Much to her annoyance, she had to change her plan to whack him tonight. Killing Haven before dawn was no longer an option. She had a lot more to find out from him than she’d originally thought. Char recognized this fact and was furious for having been so honest with him. It was all very well and good to tell him the truth when she thought he only had a few minutes to live, but then he’d dropped the bombshell that he was working for the FBI or someone in the FBI. Her plans had had to change.

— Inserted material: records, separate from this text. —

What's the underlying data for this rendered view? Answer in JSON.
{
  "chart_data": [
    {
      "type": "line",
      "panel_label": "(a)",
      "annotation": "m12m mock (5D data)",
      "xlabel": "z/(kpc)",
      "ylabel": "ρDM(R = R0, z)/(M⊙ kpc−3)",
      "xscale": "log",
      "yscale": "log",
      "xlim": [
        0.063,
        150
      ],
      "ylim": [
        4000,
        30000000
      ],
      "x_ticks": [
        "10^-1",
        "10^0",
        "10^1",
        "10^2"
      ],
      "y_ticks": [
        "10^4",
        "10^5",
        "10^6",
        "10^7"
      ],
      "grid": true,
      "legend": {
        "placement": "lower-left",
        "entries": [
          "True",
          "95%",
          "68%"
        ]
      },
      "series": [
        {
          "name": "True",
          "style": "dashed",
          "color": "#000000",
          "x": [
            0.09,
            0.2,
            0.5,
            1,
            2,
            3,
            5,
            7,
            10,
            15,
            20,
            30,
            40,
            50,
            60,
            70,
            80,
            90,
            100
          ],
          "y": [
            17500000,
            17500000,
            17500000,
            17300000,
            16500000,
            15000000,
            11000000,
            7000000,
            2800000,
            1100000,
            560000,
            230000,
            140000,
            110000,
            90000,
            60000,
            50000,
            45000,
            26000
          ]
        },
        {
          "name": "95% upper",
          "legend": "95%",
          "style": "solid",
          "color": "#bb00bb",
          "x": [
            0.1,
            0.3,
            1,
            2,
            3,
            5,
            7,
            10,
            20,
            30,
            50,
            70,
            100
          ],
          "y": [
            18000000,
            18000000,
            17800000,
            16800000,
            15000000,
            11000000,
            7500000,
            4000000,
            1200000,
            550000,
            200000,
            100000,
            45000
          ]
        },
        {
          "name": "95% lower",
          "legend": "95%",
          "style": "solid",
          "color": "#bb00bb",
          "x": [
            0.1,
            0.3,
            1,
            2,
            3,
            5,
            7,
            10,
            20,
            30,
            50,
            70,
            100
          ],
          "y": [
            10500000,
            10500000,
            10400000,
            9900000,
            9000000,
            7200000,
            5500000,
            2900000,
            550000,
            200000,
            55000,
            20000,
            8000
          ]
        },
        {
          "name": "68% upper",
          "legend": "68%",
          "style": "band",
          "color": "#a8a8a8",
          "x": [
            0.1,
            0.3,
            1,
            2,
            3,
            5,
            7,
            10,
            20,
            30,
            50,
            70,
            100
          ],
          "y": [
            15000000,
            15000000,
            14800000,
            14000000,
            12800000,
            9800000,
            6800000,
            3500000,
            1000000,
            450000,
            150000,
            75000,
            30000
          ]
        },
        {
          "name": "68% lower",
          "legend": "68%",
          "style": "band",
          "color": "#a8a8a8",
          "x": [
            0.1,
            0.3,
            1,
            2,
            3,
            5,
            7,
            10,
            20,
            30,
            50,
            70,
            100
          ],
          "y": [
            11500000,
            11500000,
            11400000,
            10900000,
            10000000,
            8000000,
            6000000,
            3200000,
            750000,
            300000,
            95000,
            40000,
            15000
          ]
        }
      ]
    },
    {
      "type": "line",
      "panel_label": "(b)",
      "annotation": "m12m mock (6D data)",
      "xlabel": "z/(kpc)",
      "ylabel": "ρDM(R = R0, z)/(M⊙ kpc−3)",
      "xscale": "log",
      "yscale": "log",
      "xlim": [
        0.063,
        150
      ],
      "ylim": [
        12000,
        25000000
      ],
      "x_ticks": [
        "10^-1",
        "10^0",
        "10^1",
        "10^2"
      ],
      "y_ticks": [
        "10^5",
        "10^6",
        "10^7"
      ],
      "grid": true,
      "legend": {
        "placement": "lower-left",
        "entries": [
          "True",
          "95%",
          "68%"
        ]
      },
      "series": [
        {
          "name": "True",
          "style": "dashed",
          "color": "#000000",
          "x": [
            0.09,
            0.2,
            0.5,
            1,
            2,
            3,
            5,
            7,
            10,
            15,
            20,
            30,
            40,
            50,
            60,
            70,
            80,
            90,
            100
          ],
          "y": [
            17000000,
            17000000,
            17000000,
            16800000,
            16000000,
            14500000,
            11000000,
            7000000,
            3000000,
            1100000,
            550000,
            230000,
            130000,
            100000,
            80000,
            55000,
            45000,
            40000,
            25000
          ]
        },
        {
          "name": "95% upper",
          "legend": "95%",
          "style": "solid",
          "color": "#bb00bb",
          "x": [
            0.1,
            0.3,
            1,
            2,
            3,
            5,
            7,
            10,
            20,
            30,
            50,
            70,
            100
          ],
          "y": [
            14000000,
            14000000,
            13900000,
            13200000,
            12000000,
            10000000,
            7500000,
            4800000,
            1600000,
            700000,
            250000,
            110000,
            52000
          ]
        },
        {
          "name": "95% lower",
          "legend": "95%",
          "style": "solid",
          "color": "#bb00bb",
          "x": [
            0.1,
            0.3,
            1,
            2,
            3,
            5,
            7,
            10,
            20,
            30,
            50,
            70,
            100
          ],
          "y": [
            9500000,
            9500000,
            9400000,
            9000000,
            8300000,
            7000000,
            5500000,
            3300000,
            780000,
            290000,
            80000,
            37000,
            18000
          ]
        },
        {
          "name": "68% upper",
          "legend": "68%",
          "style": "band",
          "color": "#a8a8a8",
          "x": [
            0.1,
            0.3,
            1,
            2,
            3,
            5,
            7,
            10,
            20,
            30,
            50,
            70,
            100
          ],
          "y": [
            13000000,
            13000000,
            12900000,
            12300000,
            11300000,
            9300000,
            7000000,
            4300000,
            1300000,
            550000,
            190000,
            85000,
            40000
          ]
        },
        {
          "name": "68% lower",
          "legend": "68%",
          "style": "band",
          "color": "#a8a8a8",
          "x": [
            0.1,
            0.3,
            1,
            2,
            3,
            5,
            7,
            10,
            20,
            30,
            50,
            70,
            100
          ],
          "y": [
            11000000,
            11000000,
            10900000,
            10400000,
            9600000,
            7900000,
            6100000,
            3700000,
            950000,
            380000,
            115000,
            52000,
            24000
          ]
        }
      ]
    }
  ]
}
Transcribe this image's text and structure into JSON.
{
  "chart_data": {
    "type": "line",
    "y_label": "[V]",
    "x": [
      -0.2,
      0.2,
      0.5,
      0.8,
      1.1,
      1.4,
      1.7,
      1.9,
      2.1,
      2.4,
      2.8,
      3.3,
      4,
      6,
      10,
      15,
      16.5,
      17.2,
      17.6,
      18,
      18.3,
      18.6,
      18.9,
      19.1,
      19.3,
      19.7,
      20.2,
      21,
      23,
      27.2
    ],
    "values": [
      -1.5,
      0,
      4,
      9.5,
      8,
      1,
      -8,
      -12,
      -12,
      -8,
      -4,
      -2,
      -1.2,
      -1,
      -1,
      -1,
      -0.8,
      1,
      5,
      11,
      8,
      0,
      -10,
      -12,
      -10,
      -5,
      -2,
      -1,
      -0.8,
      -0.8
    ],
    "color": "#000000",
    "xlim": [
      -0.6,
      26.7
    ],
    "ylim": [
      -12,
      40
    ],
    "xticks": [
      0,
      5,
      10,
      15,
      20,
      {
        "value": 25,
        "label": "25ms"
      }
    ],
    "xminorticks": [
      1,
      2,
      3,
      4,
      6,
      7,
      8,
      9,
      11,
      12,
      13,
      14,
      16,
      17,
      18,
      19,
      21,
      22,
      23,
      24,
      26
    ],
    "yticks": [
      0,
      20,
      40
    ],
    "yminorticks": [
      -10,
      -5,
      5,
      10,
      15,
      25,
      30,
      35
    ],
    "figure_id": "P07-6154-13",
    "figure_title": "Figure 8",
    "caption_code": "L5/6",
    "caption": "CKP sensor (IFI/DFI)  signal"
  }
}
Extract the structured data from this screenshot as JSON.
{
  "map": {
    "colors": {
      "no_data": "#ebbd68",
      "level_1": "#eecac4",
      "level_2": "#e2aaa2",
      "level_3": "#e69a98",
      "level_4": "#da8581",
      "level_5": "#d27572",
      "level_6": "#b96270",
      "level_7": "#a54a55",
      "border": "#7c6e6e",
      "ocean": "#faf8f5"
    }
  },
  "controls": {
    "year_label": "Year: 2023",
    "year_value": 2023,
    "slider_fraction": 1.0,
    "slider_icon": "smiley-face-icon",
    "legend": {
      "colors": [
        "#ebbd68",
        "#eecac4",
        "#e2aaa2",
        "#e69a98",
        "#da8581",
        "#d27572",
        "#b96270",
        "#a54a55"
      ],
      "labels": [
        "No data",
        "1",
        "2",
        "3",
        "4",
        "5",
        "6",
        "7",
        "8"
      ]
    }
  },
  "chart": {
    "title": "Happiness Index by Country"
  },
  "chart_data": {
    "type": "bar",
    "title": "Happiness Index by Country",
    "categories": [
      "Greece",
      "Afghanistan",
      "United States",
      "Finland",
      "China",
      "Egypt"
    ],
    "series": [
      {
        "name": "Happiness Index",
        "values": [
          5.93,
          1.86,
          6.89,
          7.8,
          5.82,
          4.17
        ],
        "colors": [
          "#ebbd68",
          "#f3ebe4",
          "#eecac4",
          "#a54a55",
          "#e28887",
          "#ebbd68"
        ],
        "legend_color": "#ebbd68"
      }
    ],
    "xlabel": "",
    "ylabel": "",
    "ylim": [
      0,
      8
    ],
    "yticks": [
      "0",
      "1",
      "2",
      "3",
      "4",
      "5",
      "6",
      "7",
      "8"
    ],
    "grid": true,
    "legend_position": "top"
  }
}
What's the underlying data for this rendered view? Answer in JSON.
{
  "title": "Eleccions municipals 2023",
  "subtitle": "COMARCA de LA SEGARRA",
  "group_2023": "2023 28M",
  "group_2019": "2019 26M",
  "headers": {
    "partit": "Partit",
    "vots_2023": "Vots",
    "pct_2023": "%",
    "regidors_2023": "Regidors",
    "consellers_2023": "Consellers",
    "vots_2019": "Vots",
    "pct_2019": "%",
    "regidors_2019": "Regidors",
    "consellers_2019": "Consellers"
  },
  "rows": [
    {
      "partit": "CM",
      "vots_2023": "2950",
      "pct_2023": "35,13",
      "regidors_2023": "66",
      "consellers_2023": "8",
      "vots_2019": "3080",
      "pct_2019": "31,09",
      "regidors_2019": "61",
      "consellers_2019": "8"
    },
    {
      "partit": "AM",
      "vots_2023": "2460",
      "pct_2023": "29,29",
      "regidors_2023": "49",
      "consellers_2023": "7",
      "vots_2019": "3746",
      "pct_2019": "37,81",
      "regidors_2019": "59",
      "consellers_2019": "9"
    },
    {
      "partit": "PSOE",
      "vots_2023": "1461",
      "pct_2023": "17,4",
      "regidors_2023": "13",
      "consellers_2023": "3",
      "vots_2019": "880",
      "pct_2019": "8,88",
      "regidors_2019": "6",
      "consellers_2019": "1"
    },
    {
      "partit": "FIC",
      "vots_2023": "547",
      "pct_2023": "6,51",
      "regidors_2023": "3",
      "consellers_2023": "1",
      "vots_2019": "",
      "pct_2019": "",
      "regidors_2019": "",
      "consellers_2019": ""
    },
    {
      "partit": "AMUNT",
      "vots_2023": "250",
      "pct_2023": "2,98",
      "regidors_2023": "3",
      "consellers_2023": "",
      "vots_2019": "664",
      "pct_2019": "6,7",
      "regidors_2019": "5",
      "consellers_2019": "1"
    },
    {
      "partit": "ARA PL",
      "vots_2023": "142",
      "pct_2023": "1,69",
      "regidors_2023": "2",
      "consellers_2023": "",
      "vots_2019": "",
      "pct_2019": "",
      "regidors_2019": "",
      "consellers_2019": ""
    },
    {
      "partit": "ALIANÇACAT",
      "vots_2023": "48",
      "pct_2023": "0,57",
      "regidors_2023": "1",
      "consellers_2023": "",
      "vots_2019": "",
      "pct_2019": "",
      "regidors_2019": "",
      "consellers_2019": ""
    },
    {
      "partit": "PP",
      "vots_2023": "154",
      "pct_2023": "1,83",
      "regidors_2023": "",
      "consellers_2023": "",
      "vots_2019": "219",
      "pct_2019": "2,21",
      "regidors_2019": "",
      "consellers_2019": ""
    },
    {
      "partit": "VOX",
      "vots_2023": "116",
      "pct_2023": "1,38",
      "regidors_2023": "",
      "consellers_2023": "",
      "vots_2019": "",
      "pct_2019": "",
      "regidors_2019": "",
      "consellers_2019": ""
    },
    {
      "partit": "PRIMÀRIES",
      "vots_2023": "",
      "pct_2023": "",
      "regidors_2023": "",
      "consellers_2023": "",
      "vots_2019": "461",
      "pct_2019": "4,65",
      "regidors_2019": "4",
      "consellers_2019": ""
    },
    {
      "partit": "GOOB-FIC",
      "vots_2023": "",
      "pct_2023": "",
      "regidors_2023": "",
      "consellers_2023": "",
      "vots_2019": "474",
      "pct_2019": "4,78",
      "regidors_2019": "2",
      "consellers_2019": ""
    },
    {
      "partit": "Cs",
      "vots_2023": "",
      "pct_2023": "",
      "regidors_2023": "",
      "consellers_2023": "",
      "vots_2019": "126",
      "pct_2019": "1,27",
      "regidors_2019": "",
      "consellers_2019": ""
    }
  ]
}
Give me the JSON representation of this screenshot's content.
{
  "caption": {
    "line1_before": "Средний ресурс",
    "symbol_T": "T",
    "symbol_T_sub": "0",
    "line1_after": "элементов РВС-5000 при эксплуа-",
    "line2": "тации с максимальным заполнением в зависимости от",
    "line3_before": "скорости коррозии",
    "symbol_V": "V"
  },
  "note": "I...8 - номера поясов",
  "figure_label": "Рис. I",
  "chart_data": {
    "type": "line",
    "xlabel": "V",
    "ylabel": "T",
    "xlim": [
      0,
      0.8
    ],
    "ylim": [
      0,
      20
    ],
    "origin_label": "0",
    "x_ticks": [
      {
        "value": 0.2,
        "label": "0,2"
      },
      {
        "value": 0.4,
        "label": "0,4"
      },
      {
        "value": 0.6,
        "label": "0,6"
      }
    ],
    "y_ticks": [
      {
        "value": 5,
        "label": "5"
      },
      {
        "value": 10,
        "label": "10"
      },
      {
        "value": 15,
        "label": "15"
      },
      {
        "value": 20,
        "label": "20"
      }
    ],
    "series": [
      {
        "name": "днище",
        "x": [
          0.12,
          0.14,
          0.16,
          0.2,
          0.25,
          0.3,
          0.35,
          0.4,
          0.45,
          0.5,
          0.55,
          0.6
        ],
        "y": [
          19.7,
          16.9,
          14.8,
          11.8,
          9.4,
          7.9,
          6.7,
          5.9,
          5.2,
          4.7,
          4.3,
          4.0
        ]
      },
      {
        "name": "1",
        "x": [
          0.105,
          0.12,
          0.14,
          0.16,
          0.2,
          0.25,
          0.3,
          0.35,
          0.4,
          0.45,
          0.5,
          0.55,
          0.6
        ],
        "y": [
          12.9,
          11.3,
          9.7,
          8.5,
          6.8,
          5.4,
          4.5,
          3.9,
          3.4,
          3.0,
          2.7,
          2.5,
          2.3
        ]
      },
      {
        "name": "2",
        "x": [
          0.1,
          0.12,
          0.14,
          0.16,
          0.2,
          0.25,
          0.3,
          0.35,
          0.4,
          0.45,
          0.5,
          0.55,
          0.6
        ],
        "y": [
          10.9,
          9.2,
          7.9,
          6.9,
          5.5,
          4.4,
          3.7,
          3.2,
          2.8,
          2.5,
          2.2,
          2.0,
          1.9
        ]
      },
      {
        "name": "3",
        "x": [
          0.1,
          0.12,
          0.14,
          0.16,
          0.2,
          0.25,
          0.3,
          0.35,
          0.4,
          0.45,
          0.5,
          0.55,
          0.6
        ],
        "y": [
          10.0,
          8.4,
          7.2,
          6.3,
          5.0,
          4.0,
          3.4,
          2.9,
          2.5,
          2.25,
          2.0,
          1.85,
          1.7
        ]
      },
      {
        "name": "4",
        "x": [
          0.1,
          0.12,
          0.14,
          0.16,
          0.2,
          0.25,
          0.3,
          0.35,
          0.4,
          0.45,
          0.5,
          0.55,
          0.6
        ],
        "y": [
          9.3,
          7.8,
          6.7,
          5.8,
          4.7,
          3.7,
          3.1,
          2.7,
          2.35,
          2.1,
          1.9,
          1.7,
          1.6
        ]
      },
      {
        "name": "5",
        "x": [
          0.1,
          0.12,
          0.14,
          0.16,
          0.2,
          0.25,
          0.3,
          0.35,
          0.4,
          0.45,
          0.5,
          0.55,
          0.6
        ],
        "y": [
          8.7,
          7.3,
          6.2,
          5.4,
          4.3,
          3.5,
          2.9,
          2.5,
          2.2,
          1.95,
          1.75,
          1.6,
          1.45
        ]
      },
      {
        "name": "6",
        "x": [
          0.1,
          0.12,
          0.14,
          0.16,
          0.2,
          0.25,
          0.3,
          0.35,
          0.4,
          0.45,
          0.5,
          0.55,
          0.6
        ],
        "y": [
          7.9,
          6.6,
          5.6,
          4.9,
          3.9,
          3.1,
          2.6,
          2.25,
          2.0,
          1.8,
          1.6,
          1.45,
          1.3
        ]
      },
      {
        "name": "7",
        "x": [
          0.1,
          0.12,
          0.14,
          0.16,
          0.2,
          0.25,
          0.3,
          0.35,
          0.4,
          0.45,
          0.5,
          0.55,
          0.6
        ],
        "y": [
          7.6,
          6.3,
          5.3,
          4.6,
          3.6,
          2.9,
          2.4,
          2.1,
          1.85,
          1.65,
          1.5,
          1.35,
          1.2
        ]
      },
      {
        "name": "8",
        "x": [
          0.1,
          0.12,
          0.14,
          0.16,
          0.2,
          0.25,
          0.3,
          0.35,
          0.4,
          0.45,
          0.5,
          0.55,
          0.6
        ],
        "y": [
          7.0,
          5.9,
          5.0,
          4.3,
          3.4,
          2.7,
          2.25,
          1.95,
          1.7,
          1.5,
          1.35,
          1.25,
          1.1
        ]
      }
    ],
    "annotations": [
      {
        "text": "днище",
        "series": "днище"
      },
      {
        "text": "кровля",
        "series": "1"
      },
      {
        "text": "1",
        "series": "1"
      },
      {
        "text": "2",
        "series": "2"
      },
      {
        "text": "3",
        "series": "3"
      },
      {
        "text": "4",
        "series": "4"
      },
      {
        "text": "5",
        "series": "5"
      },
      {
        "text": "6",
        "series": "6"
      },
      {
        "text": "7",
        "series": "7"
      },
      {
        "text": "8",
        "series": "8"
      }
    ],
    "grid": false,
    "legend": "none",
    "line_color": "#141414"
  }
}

She wondered if that was why Istvan had ordered the hit on Haven. Not only was the mortal looking to turn his formidable destructive talents on different types of supernatural beings, but the Council was aware that he was now working with the feds. No government anywhere in the world could be allowed to know of the existence of the strigoi. It was a Law. But how could the Strigoi Council know that and not tell her? After all, she was the one whose research had uncovered Haven’s existence in the first place. If he could feel guilty about Breslow’s death, she could feel guilty about his. On many levels. When it happened.
In the meantime, there was Daniel, the sorcerer, and the demon connection to untangle. Soon, she hoped, as she pulled into a parking space half a block away from a building she couldn’t see but knew was there. She couldn’t see it because of the deep concentration of protective spells. Something had to be hidden in the heart of all that magic.
“We’re here,” she announced to her passengers.
“Where?” Haven got out of the car and slammed the door behind him. Char and Santini followed him onto the sidewalk. He gestured. “There’s a hole . . . in . . .”
“Let’s go,” Santini said, and started forward.